Technology

YouTube bans accounts with vaccine misinformation

YouTube announced Wednesday that it will ban several prominent accounts that spread false information about vaccines, a move that is part of an expansion of its medical misinformation policies.

Under the new policies, the Google-owned site will remove any videos claiming that approved vaccines are dangerous or cause chronic health side effects.

That means videos implying vaccines cause autism, cancer or infertility will now be taken down.

Videos about vaccine policies, like ones arguing against mandates, will not run afoul of the new guidelines.

As part of the policy launch, several high-profile accounts are being pulled down.

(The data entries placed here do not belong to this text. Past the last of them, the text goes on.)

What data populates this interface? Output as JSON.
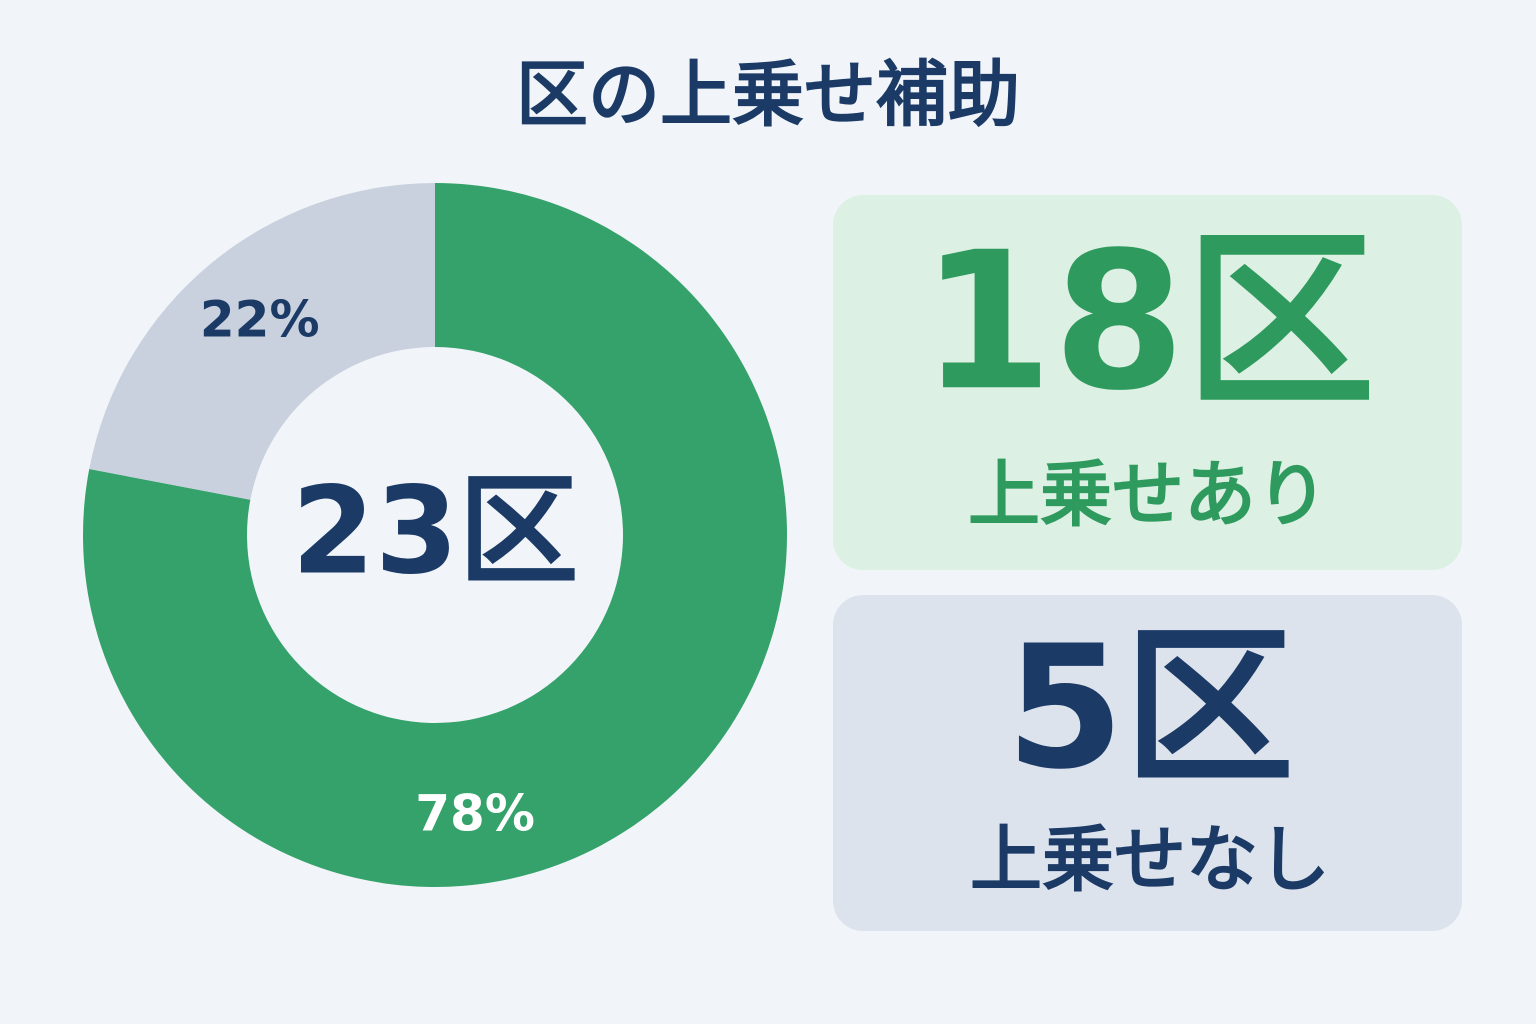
{
  "chart_data": {
    "type": "donut",
    "title": "区の上乗せ補助",
    "categories": [
      "上乗せあり",
      "上乗せなし"
    ],
    "values": [
      78,
      22
    ],
    "value_labels": [
      "78%",
      "22%"
    ],
    "colors": [
      "#34a26a",
      "#c9d1de"
    ],
    "center_label": "23区",
    "card_labels": [
      "18区",
      "5区"
    ]
  }
}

The accounts of Robert F. Kennedy’s Children’s Health Defense Fund, alternative medicine influencer Joseph Mercola and vaccine critic and physician Sherri Tenpenny will all be removed.

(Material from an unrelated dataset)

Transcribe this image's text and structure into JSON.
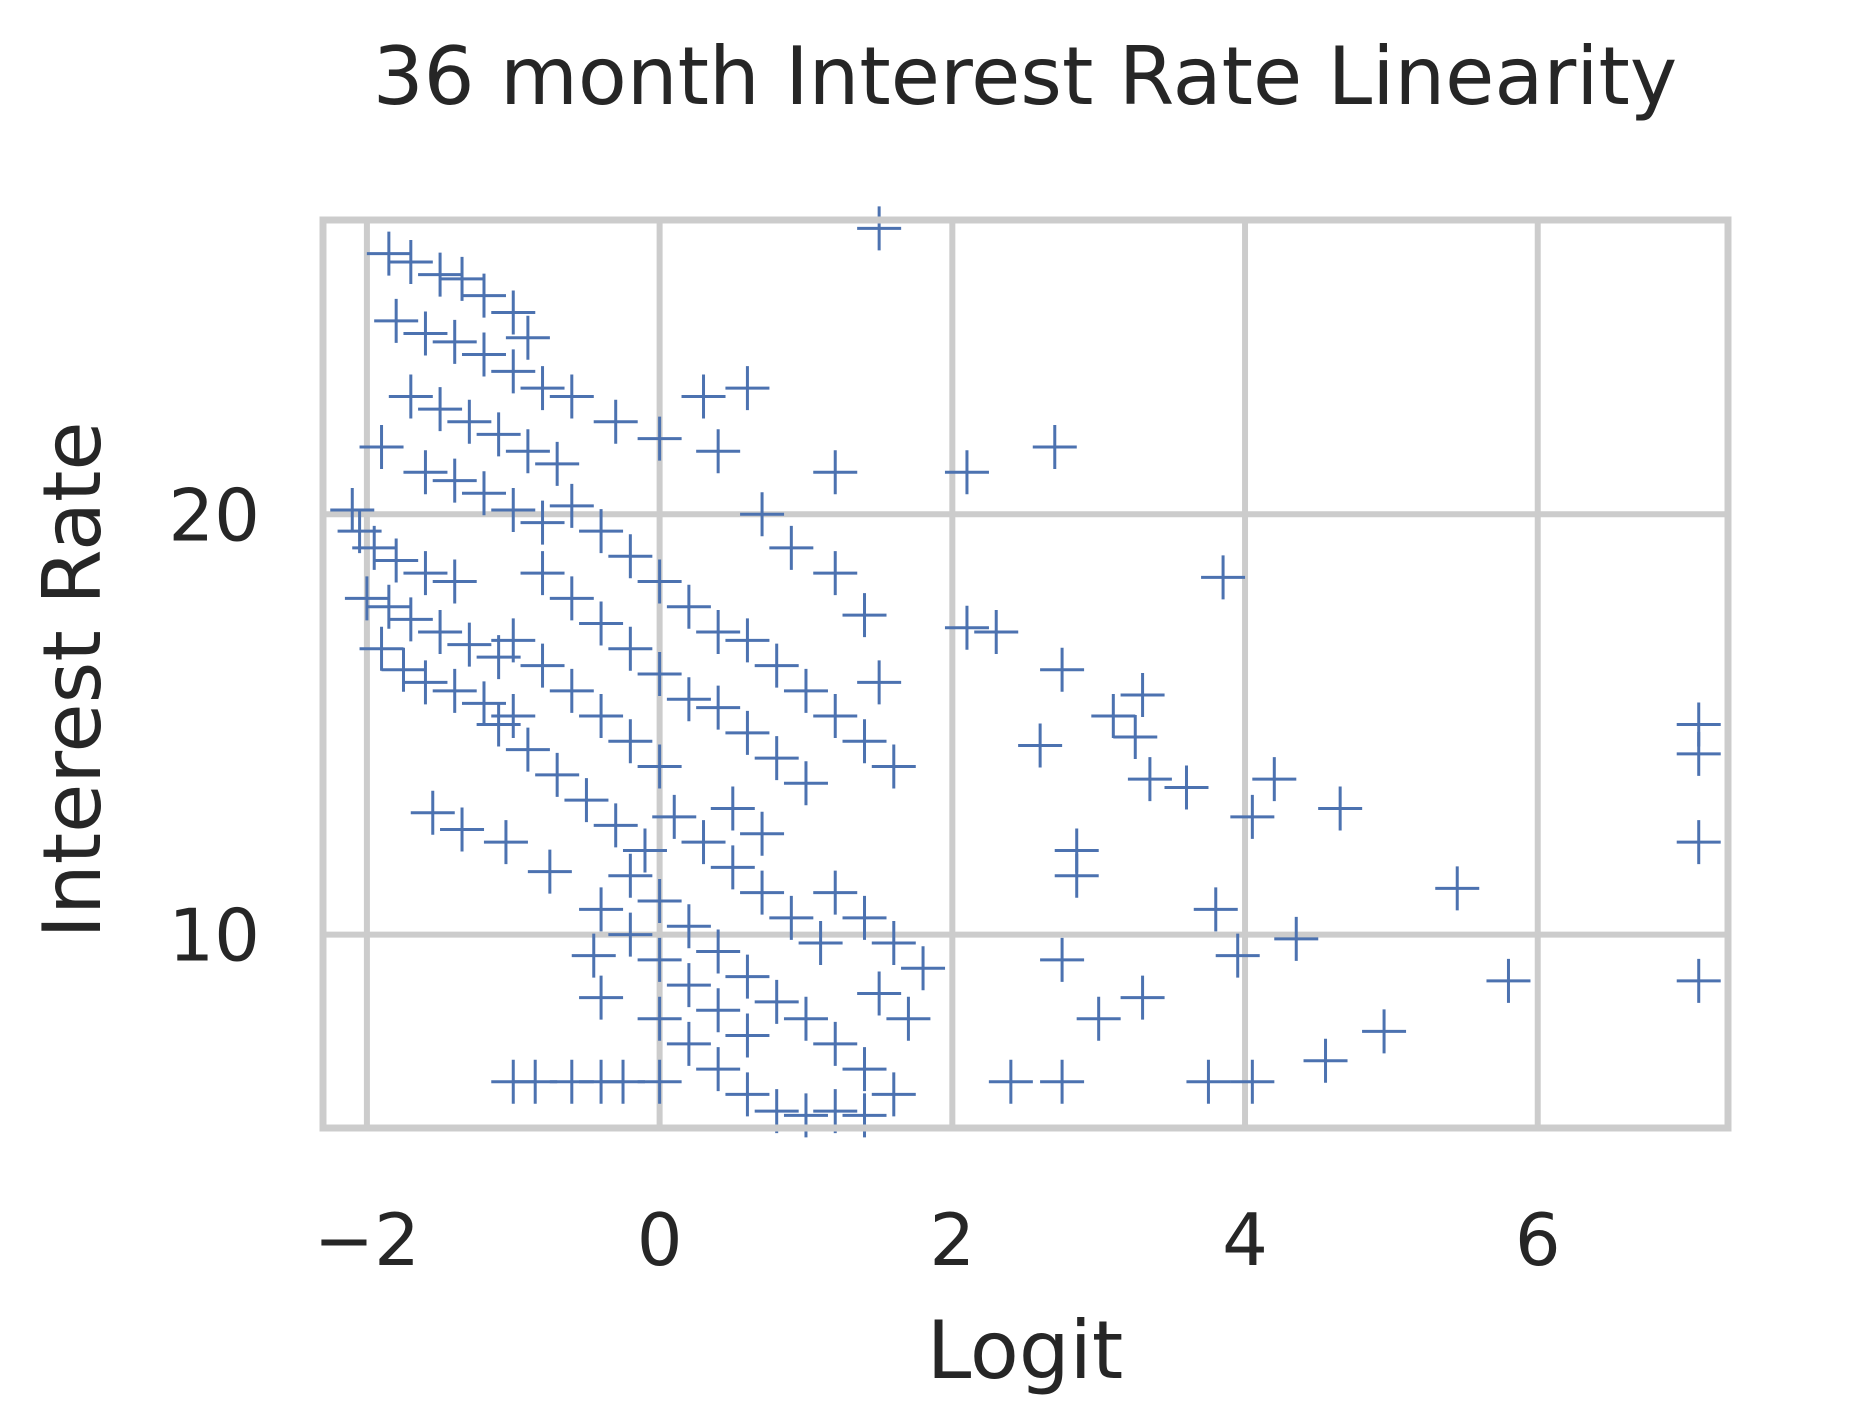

These individuals have been identified by experts as partially responsible for the vaccine skepticism that has slowed efforts to inoculate Americans against COVID-19.

YouTube did not act on these well-known accounts sooner, according to Vice President of Global Trust and Safety Matt Halprin, because the platform was focused specifically coronavirus vaccine misinformation.

“As we saw false claims about the coronavirus vaccines spill over into misinformation about vaccines in general, we worked to expand what we’d started with COVID-19 to other vaccines,” he said in a statement.

YouTube, like Facebook and Twitter, banned coronavirus misinformation near the beginning of the pandemic.

Despite those rules, falsehoods about the threat of the virus and vaccines have still flourished online.